Opinion: Valentine's Day during the pandemic

Valentine’s Day is tomorrow. Face it guys, it’s too late to get her something that will really impress her. Picking up one of those boxes of chocolates that have been on the supermarket shelves for the past three months just won’t cut it. The fresh flowers in the refrigerator at the front of the store will be okay, but they won’t elicit the level of gratitude that would ensue from the gift that you didn’t get. You know, the one that took some reflection.


Unless you own a Lear Jet to whisk you to a major metropolitan area that still has upscale stores open, an unlimited Visa card, and a plan for a thoughtful gift, you’re not likely to get more than an “Oh, thanks” tomorrow. Of course, you could pretend that it’s not Valentine’s Day, go to work on all those chores in the garage that you’ve been procrastinating about, and just accept the fact that you’ll wind up with the silent treatment. And, you know that will include succotash or brussels sprouts at every meal for the next week or so.


The silent treatment might have been welcome last Sunday during the Super Bowl, but that’s not the cold shoulder’s comfort zone. When it’s fourth down and the ball is on the one inch line and your team has decided to “go for it,” she’s certain to remember to tell you about Cousin Clara’s plans for her upcoming wedding. Naturally, she’ll stand right where you’re watching to illustrate the seating chart for the rehearsal dinner so that you’ll know that you’ll be seated between Aunt Bertha, you know — the one with arthritis in her wrists. So, you’ll have to cut her meat. And your nephew Willie, who has a weak bladder, will be on your other side.


Oh, and by the way, she also bought you a cute red satin sports coat with stylized white cupids on it. Aren’t they adorable? And, she couldn’t resist the matching tie with pictures of those red strawberries with smiley faces on them.


The good old days


There was a time, way back before this pandemic hit about 3 or 4 years ago, or maybe it was last March, when you could put on those ugly boxers with the red hearts on them that she’ll lovingly present to you tomorrow morning and tell her that you have reservations for a fantastic Valentine’s Day brunch at her favorite restaurant. Then remember that there’s something in the back yard that needs your immediate attention while you hide behind a large bush, tap a bunch of numbers on your mobile phone, and beg for a table-for-two. That’s not gonna’ work this year despite the fact that some restaurants are serving a few tables outside. If it’s cold or rainy, prepare for an avalanche of complaints.
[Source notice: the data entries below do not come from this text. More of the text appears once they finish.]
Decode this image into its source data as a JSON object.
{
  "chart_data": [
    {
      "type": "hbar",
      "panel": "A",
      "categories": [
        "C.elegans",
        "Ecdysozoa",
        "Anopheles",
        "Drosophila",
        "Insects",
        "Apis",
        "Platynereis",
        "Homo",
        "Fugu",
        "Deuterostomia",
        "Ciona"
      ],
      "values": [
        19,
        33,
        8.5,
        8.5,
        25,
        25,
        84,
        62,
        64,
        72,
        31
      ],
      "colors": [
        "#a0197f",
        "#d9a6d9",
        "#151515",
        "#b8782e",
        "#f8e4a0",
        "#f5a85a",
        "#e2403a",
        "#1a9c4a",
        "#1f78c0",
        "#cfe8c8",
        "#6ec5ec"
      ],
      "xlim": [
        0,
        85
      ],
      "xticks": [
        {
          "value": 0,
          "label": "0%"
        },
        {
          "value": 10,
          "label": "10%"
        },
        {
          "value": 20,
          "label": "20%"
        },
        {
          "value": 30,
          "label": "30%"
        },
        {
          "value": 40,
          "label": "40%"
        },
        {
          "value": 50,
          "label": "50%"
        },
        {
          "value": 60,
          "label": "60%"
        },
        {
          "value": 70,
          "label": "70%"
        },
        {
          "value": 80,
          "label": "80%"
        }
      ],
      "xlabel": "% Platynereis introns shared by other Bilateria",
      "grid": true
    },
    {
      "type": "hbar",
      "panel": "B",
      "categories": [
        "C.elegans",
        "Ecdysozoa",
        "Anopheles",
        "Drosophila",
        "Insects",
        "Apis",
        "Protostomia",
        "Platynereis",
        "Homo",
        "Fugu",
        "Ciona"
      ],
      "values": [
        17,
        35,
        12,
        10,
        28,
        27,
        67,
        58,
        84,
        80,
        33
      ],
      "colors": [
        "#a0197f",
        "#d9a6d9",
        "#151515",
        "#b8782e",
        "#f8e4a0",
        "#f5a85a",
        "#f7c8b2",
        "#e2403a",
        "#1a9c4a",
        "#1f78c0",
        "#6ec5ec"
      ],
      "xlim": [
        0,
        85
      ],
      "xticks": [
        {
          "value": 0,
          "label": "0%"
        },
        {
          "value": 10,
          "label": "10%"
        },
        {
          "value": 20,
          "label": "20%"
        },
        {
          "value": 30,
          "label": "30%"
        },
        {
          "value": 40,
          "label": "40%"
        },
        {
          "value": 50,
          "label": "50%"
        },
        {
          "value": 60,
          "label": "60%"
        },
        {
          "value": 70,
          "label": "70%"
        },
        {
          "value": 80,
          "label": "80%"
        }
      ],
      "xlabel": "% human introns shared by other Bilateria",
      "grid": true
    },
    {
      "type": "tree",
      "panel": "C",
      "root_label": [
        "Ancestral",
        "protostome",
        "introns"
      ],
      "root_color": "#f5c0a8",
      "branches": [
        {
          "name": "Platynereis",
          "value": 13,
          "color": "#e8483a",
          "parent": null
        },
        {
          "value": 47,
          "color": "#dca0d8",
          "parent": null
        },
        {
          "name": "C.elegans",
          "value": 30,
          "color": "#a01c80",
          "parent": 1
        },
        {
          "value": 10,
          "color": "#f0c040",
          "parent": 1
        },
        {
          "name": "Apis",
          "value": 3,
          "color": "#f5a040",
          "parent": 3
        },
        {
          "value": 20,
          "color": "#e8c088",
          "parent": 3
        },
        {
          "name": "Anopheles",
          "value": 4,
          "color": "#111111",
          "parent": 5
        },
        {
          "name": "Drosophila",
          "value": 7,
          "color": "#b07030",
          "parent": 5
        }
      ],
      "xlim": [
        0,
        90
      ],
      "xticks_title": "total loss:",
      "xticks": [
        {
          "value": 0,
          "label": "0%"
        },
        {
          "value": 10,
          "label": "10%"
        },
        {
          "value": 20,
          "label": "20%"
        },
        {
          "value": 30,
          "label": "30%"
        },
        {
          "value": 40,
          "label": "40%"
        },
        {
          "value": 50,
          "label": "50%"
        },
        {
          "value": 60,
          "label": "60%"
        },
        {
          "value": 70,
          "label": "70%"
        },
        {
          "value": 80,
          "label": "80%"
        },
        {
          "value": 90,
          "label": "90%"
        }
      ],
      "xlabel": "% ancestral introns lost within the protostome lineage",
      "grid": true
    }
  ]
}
COVID-19, a natural enemy of Cupid, put the kibosh on indoor dining. Of course, if you’re suicidal, you could write her a check and tell her to buy anything that makes her happy. Better yet, you might think, just sign the check and leave the amount blank. Just be sure that she doesn’t have a sharp object in her hand when you give it to her. Any experienced man who has survived past Valentine’s Days will tell you that in either case you’re just courting disaster.


See, here’s the deal. Covid has spoiled everything, including Valentine’s Day. Imagine Cupid in a face mask, wearing latex gloves and goggles, trying to aim his Arrow of Amore. The dang thing could fly anywhere. Hit anything. Your faithful old dog might start looking googly-eyed at one of the end tables.


Rank amateurs will resort to the lie that her present is coming from Amazon.com, but deliveries are slow. The problem with this ruse is that she’ll want to know what you ordered. Only a professional prevaricator would be able to bluff his way through the third degree that’s about to start.


Genetics


There are some basic things that men need to learn about Valentine’s Day. I’m not a geneticist nor do I play one on TV, but I’m pretty sure that the date February 14 is stamped on female genes. In fact, it may be the main component of the X chromosome. Here’s a little test that you can try: In July, while you’re checking out bikini-clad fellow vacationers in Cancun and your better half is shopping for a Christmas present for her brother’s ex-wife’s cousin, ask her how many days there are until Valentine’s Day, 2022. I won’t spoil your surprise by telling you the answer, even if I knew it.


You see, my fellow ignoramuses, my X chromosome has been neutralized by a Y chromosome. However, although my face turned red and I stuttered when attempting to buy lingerie for my ex-wife, I do know the difference between a flat-head screw driver and a Phillips-head screw driver, the logic for punting when you’re on your own 20-yard line and its fourth down, and the importance of holding a road map right side up when you’re trying to find the correct freeway turn-off.


The potential for developing these skills is sadly missing from the X chromosome, but don’t bring that up on Valentine’s Day. It will only compound a bad situation. Besides, you could get stabbed with a Phillips-head screw driver and punted from the car on a rural goat trail that doesn’t even show up on a road map.


Guys, this is not the time for one of those cards from the “Humorous” section at the supermarket or pharmacy. Not the time for any kind of electric appliance. Or a dozen lottery tickets. However, an appointment for a COVID-19 vaccination just might smooth things over. Happy Valentine’s Day.